Quote from: Waking Life on November 02, 2021, 06:50:32 PM
On the mental health point, I'm not sure it can be cleanly separated from the psychic / time travel / ghostly visions (as per her near breakdown), especially when coupled with the ambiguity of the ending. Whether past visions of her mum were genuinely psychic or just hallucinations, it's implied that there has been a negative mental impact for Elly. It's also unclear if her mum had the same thing, but we do know the eventual outcome was suicide. My point on the ending is that it implies her visions are likely to continue, rather than this episode neatly exorcising it. Whether that last vision is supernatural or psychological is - I think - deliberately ambiguous.
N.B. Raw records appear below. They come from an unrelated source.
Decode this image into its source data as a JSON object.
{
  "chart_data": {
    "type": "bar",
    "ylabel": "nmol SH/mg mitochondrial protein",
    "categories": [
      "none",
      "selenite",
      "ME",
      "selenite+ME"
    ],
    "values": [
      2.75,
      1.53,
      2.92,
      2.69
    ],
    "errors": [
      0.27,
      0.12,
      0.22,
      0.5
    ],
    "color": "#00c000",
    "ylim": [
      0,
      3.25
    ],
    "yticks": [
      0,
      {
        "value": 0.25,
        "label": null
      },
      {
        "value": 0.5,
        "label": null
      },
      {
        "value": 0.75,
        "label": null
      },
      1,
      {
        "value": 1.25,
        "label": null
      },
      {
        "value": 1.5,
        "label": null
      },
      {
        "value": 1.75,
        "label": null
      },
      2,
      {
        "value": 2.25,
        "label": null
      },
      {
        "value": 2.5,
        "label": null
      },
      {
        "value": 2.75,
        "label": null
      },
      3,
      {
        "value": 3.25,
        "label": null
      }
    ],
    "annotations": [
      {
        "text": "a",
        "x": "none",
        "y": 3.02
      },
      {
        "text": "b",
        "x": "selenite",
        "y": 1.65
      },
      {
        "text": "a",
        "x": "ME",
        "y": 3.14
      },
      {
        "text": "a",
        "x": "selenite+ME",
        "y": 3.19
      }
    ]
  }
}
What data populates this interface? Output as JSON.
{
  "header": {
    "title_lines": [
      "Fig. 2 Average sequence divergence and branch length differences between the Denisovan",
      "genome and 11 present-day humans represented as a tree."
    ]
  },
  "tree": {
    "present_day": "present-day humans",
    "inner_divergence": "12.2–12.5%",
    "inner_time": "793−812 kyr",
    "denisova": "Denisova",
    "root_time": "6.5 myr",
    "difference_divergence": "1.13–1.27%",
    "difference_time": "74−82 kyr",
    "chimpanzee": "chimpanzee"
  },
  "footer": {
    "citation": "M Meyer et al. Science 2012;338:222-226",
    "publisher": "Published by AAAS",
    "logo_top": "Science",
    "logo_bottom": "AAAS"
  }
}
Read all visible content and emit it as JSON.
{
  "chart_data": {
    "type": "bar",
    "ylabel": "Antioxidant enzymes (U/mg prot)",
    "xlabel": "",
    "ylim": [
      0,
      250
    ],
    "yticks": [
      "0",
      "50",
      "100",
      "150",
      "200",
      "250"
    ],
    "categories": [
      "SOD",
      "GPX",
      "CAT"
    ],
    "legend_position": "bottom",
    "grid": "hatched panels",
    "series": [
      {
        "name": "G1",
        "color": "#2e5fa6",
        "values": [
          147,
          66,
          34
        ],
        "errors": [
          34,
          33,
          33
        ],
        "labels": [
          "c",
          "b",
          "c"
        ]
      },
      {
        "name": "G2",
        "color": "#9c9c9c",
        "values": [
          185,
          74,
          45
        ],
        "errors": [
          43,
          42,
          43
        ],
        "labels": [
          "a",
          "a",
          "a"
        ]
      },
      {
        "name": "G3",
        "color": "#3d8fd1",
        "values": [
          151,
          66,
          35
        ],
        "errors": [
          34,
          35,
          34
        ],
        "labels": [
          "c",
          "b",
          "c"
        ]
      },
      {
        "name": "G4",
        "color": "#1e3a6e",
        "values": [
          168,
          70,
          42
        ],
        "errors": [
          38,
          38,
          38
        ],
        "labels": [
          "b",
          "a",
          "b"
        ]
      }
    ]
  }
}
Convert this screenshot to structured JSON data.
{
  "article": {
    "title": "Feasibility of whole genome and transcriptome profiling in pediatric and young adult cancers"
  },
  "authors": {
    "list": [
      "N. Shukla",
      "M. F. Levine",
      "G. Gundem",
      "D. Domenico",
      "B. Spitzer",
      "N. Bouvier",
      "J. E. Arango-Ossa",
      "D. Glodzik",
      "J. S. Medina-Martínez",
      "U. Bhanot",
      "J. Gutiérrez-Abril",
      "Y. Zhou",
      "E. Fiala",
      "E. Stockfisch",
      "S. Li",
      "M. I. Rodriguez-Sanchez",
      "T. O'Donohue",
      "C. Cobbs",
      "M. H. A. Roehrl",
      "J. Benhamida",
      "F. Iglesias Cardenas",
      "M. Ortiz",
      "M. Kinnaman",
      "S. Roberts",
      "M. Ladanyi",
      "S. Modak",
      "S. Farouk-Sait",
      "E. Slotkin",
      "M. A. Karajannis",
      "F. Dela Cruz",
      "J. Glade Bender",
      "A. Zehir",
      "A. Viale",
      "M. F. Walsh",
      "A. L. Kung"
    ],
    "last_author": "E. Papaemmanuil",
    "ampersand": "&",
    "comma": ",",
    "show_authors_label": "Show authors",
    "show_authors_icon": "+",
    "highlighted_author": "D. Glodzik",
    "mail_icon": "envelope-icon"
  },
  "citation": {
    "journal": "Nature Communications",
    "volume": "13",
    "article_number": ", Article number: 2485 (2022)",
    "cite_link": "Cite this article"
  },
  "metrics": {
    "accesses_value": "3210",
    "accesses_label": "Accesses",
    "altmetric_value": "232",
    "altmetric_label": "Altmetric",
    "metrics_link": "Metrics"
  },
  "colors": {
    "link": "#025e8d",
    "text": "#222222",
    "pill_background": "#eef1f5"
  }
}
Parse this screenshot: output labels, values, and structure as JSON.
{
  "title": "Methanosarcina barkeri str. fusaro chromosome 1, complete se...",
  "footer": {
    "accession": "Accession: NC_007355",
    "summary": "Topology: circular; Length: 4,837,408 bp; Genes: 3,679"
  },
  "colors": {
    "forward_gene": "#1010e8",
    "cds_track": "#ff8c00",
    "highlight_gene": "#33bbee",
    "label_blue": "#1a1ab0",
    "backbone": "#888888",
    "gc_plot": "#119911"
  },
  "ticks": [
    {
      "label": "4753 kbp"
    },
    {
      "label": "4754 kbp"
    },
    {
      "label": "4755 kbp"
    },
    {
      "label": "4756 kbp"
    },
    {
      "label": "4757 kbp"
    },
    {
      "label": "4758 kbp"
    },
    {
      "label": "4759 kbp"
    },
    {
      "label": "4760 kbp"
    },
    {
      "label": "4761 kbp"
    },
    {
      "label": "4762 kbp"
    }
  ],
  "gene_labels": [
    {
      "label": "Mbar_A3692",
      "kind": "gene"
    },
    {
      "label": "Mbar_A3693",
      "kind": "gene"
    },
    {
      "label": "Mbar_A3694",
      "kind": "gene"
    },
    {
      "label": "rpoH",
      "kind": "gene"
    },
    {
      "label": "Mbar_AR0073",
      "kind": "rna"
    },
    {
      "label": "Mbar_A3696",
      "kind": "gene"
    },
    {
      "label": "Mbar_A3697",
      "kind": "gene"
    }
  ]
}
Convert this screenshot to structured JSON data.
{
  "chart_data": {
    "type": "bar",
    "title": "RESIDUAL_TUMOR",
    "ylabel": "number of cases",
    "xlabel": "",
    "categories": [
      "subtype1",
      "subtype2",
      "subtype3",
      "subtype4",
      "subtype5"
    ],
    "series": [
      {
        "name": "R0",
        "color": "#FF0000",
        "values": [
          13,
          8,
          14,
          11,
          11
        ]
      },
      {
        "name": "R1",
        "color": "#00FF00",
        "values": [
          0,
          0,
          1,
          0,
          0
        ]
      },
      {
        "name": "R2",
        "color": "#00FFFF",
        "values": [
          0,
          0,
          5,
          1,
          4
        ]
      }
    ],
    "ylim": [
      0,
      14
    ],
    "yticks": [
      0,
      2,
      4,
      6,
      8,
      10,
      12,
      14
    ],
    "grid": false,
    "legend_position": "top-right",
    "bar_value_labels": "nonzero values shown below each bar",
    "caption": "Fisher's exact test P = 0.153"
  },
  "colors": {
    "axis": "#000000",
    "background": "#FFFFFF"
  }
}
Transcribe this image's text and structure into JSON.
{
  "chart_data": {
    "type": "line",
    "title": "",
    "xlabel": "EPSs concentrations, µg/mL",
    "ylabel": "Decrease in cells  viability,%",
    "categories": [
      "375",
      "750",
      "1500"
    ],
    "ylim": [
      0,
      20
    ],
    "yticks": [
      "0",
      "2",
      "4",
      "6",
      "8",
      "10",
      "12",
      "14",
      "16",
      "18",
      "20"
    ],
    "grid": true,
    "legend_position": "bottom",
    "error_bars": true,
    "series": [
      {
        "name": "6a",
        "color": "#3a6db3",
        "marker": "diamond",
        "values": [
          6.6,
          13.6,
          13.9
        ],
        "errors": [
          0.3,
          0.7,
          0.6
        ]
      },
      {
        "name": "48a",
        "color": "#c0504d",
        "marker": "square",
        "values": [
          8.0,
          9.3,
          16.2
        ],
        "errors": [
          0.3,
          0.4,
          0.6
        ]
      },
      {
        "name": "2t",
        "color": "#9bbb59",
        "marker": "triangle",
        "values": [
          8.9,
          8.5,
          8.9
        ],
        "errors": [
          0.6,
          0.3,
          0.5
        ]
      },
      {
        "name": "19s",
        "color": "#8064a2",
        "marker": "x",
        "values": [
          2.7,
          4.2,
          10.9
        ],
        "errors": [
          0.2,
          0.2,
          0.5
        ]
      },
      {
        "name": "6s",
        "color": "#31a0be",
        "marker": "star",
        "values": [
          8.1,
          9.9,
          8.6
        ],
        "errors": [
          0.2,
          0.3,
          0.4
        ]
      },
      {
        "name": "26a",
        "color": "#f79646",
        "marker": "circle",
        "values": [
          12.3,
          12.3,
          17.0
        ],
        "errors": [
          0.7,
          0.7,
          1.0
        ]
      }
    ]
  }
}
Maybe, but I think I'll have to chalk that up to Wright not really having much to say and not even knowing how to say it. If the psychological ambiguity was supposed to be a part of the film, I didn't pick up on that at all; it seemed like a straightforwardly supernatural movie and that's how I took it. What's the first indication that she's not going completely mad? Spotting the Rialto "R" when she comes out of the vintage shop?

Fair enough on the serial killer thing.

Waking Life

Quote from: Mister Six on November 02, 2021, 07:11:15 PM
Aw, thanks! Sometimes I look at those walls of text I write and think, "hm, really?" But I suppose I like reading other people's walls of text, so...

Maybe, but I think I'll have to chalk that up to Wright not really having much to say and not even knowing how to say it. If the psychological ambiguity was supposed to be a part of the film, I didn't pick up on that at all; it seemed like a straightforwardly supernatural movie and that's how I took it. What's the first indication that she's not going completely mad? Spotting the Rialto "R" when she comes out of the vintage shop?

Fair enough on the serial killer thing.

I enjoyed the analysis too, which is what prompted me to give it more thought.

I think you're right on the Wright thing, which chimes with my main criticism. I do think it was supernatural for at least the middle section (and the R was definitely the penny dropping for her, although arguably she could have subconsciously seen it at an earlier point), but it was actually the ending where I thought Wright was trying to blur things a bit. The section in the village wasn't really developed enough to give much indication to be honest. Perhaps I just need to watch it again if it was relatively clear cut.

I probably wasn't clear in my original post though, as my main point was actually meant to be on the impact of the vision at the end on Elly, rather than suggesting the whole film was all in her head. We think she's escaped, but her torment continues (supernatural or otherwise). Like many horrors films before.

Mister Six

I dunno if it's torment though. Seeing her mum all the time is worrying because her mum is dead, so the assumption is that she's mentally unstable and having hallucinations. But the events of the film show that there is an afterlife and that she is capable of seeing both the past and spirits (although the two, presumably, are linked). So I guess maybe the coda is supposed to show her happily accepting that she's A-OK. Except that her mother's image has been supplanted in the mirror by Sandy. So... it's bad?

It's just impossible to tell, because the film doesn't establish enough about any of the characters or their situations for a conclusion to be drawn about what journey Elly has just been on.

Small Man Big Horse

#88
I really enjoyed this, perhaps I was in the right mood for it, but I thought it looked stunning, had a great soundtrack, and the performances were all superb too. Someone I know described it as a sort of 18 rated Doctor Who episode (and not because of Matt Smith's presence, I should stress) that was what it felt like to me, a really impressive ghost story with a strong central message about how certain men have treated women over the years.
Spoiler alert
I did think it was a bit of a shame it ended in a more traditional slasher flick kind of way, and I'm not sure the scene after Elouise being taken away in the ambulance was needed
[close]
, but I still liked it a lot overall. 8.2/10

Exposition

I enjoyed it quite a bit, but I'm not surprised by the sort of muted response to it. It's not one of Wright's best films - though visually I think it might be.